Figure L.2: Move the slider to see the effect of changing \(f_{excr-loss}^{phy}\) on the form of the multiplicative factors preceding \([PHY]\) in the above loss equations. \(R_{resp<computed>}^{phy}\) and \(R_{exud< computed>}^{phy}\) are set to fixed values of 0.1 and 0.05 /day, respectively
Some key features of the Figures L.1 and L.2 are as follows:
- If \(f_{true-resp}^{phy}\) is set to 1.0, then carbonaceous excretion losses are due solely to exudation, and mortality losses are zero. This is consistent with interpreting \(f_{true-resp}^{phy}\) as the fraction of respiration that is associated only with the re-release of energy through metabolism of carbon biomass generated and stored during antecedent phytoplanktonic photosynthesis
- Conversely, if \(f_{true-resp}^{phy}\) is set to 0.0, then (potentially unrealistically) respiration does not re-release any energy, but rather, sees the entire respiration rate expended on excretion of carbon biomass (subject to the value of \(f_{excr-loss}^{phy}\))

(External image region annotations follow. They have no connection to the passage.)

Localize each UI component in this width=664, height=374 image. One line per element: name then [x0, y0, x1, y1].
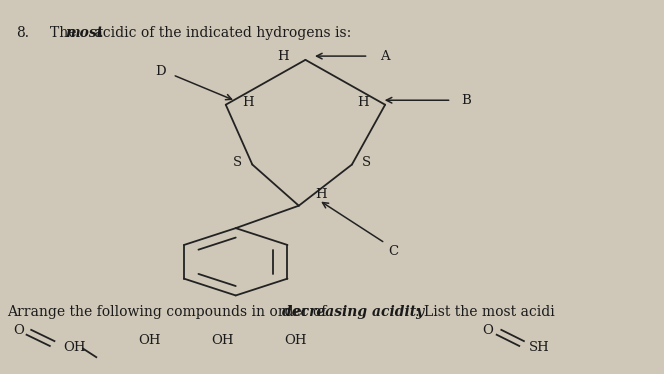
Text: SH: SH [529, 341, 550, 354]
Text: OH: OH [284, 334, 307, 347]
Text: H: H [315, 188, 327, 201]
Text: most: most [65, 26, 103, 40]
Text: O: O [13, 325, 24, 337]
Text: H: H [277, 50, 289, 62]
Text: S: S [362, 156, 371, 169]
Text: B: B [461, 94, 471, 107]
Text: H: H [357, 96, 369, 109]
Text: Arrange the following compounds in order of: Arrange the following compounds in order… [7, 305, 331, 319]
Text: decreasing acidity: decreasing acidity [282, 305, 424, 319]
Text: D: D [155, 65, 166, 77]
Text: The: The [50, 26, 80, 40]
Text: 8.: 8. [17, 26, 30, 40]
Text: acidic of the indicated hydrogens is:: acidic of the indicated hydrogens is: [90, 26, 351, 40]
Text: O: O [483, 325, 493, 337]
Text: C: C [388, 245, 398, 258]
Text: H: H [242, 96, 254, 109]
Text: OH: OH [211, 334, 234, 347]
Text: : List the most acidi: : List the most acidi [415, 305, 554, 319]
Text: A: A [380, 50, 390, 62]
Text: OH: OH [138, 334, 161, 347]
Text: OH: OH [63, 341, 86, 354]
Text: S: S [233, 156, 242, 169]
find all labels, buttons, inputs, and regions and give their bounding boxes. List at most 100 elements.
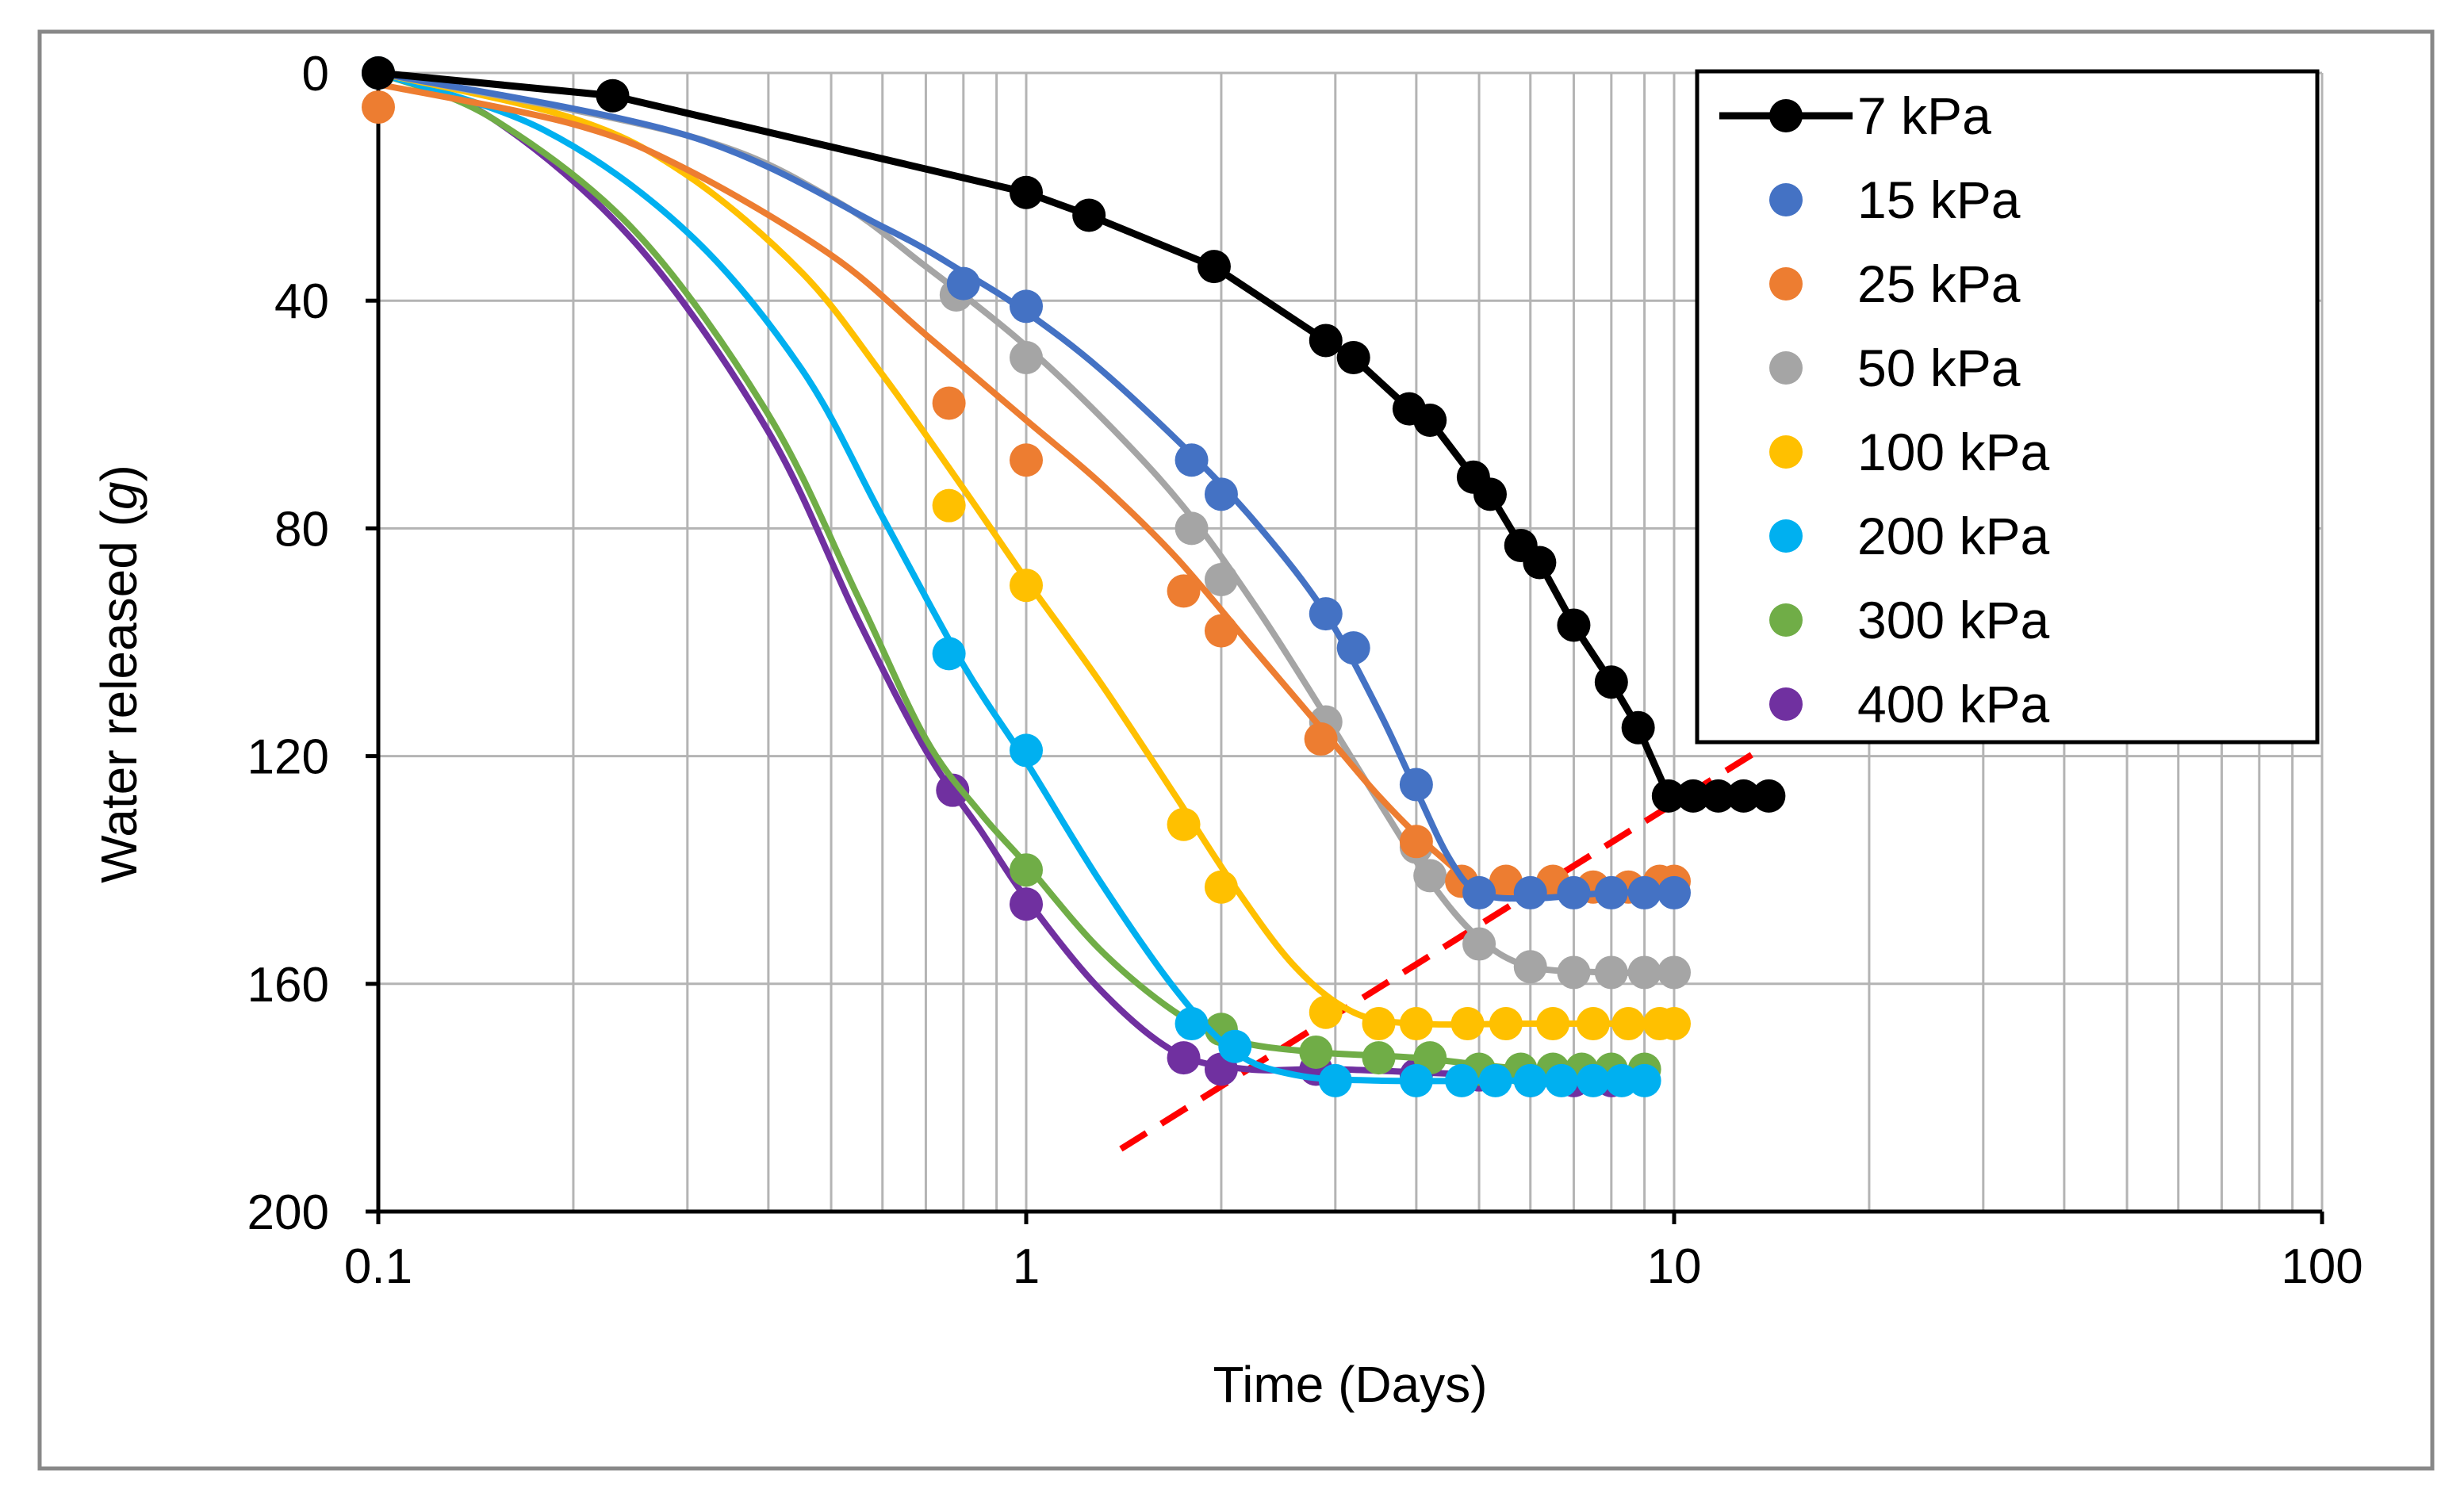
data-point-7-kpa	[1309, 324, 1343, 358]
y-axis-label-unit: g	[90, 481, 148, 510]
legend-label-25-kpa: 25 kPa	[1857, 255, 2021, 313]
data-point-15-kpa	[1010, 289, 1043, 324]
x-axis-label: Time (Days)	[1213, 1356, 1487, 1413]
legend-marker-200-kpa	[1769, 519, 1803, 553]
legend-label-400-kpa: 400 kPa	[1857, 675, 2049, 733]
data-point-7-kpa	[1621, 710, 1655, 745]
series-layer	[362, 56, 1786, 1097]
data-point-100-kpa	[1167, 807, 1201, 841]
data-point-7-kpa	[1072, 198, 1106, 232]
data-point-200-kpa	[1576, 1063, 1610, 1097]
y-tick-label: 160	[247, 958, 329, 1013]
y-axis-label-close: )	[90, 465, 148, 481]
data-point-200-kpa	[1399, 1063, 1433, 1097]
data-point-50-kpa	[1462, 927, 1496, 961]
data-point-25-kpa	[932, 386, 966, 420]
legend-label-300-kpa: 300 kPa	[1857, 591, 2049, 649]
data-point-200-kpa	[1175, 1007, 1209, 1041]
data-point-400-kpa	[1167, 1041, 1201, 1075]
data-point-25-kpa	[1167, 574, 1201, 608]
x-tick-label: 10	[1647, 1239, 1702, 1294]
data-point-25-kpa	[1010, 443, 1043, 477]
data-point-7-kpa	[1523, 546, 1557, 580]
trend-dashed-line	[1119, 748, 1761, 1152]
data-point-50-kpa	[1627, 955, 1661, 990]
legend-label-100-kpa: 100 kPa	[1857, 423, 2049, 481]
data-point-300-kpa	[1299, 1035, 1333, 1069]
data-point-300-kpa	[1010, 853, 1043, 887]
legend-item-15-kpa: 15 kPa	[1769, 170, 2021, 229]
legend-item-200-kpa: 200 kPa	[1769, 507, 2049, 565]
y-tick-label: 0	[302, 47, 329, 101]
data-point-200-kpa	[1318, 1063, 1352, 1097]
axes	[366, 70, 2324, 1224]
data-point-100-kpa	[1309, 995, 1343, 1029]
series-100-kpa	[362, 56, 1691, 1041]
data-point-100-kpa	[1611, 1007, 1646, 1041]
data-point-25-kpa	[1304, 722, 1338, 756]
series-curve-100-kpa	[375, 70, 1677, 1028]
y-axis-label: Water released (g)	[90, 465, 148, 883]
data-point-50-kpa	[1175, 511, 1209, 546]
legend-marker-400-kpa	[1769, 687, 1803, 721]
data-point-15-kpa	[1399, 768, 1433, 802]
data-point-100-kpa	[1576, 1007, 1610, 1041]
data-point-50-kpa	[1513, 950, 1547, 984]
series-7-kpa	[362, 56, 1786, 813]
data-point-200-kpa	[1627, 1063, 1661, 1097]
data-point-7-kpa	[1557, 608, 1591, 642]
data-point-50-kpa	[1204, 563, 1238, 597]
data-point-7-kpa	[596, 78, 630, 113]
data-point-100-kpa	[1010, 569, 1043, 603]
legend-item-7-kpa: 7 kPa	[1719, 86, 1991, 145]
y-tick-label: 200	[247, 1185, 329, 1240]
data-point-200-kpa	[1544, 1063, 1578, 1097]
data-point-200-kpa	[932, 637, 966, 671]
data-point-100-kpa	[1657, 1007, 1691, 1041]
data-point-7-kpa	[1651, 779, 1685, 813]
data-point-200-kpa	[1010, 733, 1043, 768]
data-point-15-kpa	[1175, 443, 1209, 477]
legend-marker-300-kpa	[1769, 603, 1803, 637]
x-tick-label: 0.1	[344, 1239, 412, 1294]
data-point-7-kpa	[1726, 779, 1761, 813]
series-200-kpa	[362, 56, 1661, 1097]
data-point-25-kpa	[1399, 825, 1433, 859]
data-point-200-kpa	[1218, 1029, 1252, 1063]
data-point-100-kpa	[1399, 1007, 1433, 1041]
data-point-7-kpa	[1336, 341, 1370, 374]
data-point-15-kpa	[1462, 875, 1496, 909]
data-point-100-kpa	[1362, 1007, 1396, 1041]
data-point-50-kpa	[1413, 859, 1447, 893]
legend-marker-50-kpa	[1769, 351, 1803, 385]
data-point-15-kpa	[1204, 477, 1238, 511]
legend-label-7-kpa: 7 kPa	[1857, 86, 1991, 145]
legend-marker-25-kpa	[1769, 267, 1803, 301]
data-point-7-kpa	[1010, 175, 1043, 209]
legend: 7 kPa 15 kPa 25 kPa 50 kPa 100 kPa 200 kPa 300…	[1695, 69, 2320, 745]
legend-label-50-kpa: 50 kPa	[1857, 339, 2021, 397]
data-point-50-kpa	[1657, 955, 1691, 990]
legend-item-50-kpa: 50 kPa	[1769, 339, 2021, 397]
legend-box	[1695, 69, 2320, 745]
data-point-50-kpa	[1594, 955, 1628, 990]
data-point-50-kpa	[1557, 955, 1591, 990]
data-point-7-kpa	[1752, 779, 1786, 813]
legend-item-300-kpa: 300 kPa	[1769, 591, 2049, 649]
data-point-15-kpa	[1557, 875, 1591, 909]
y-tick-label: 80	[274, 502, 329, 557]
data-point-25-kpa	[362, 90, 395, 124]
y-tick-label: 120	[247, 730, 329, 785]
data-point-200-kpa	[1513, 1063, 1547, 1097]
data-point-15-kpa	[1513, 875, 1547, 909]
legend-label-200-kpa: 200 kPa	[1857, 507, 2049, 565]
data-point-7-kpa	[1594, 665, 1628, 699]
legend-marker-7-kpa	[1769, 99, 1803, 132]
data-point-50-kpa	[1010, 341, 1043, 374]
y-tick-label: 40	[274, 274, 329, 329]
data-point-200-kpa	[1604, 1063, 1638, 1097]
x-tick-label: 1	[1013, 1239, 1040, 1294]
data-point-7-kpa	[1701, 779, 1735, 813]
data-point-7-kpa	[1473, 477, 1507, 511]
data-point-25-kpa	[1204, 614, 1238, 648]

- If \(f_{excr-loss}^{phy}\) is set to 1.0, then mortality losses are zero. This is consistent with interpreting this parameter as the proportion of combined excretive and mortality losses that are excretive. The converse applies for a \(f_{excr-loss}^{phy}\) of 0.0
Intermediate behaviours to the above limits can be inferred through interacting with Figures L.1 and L.2.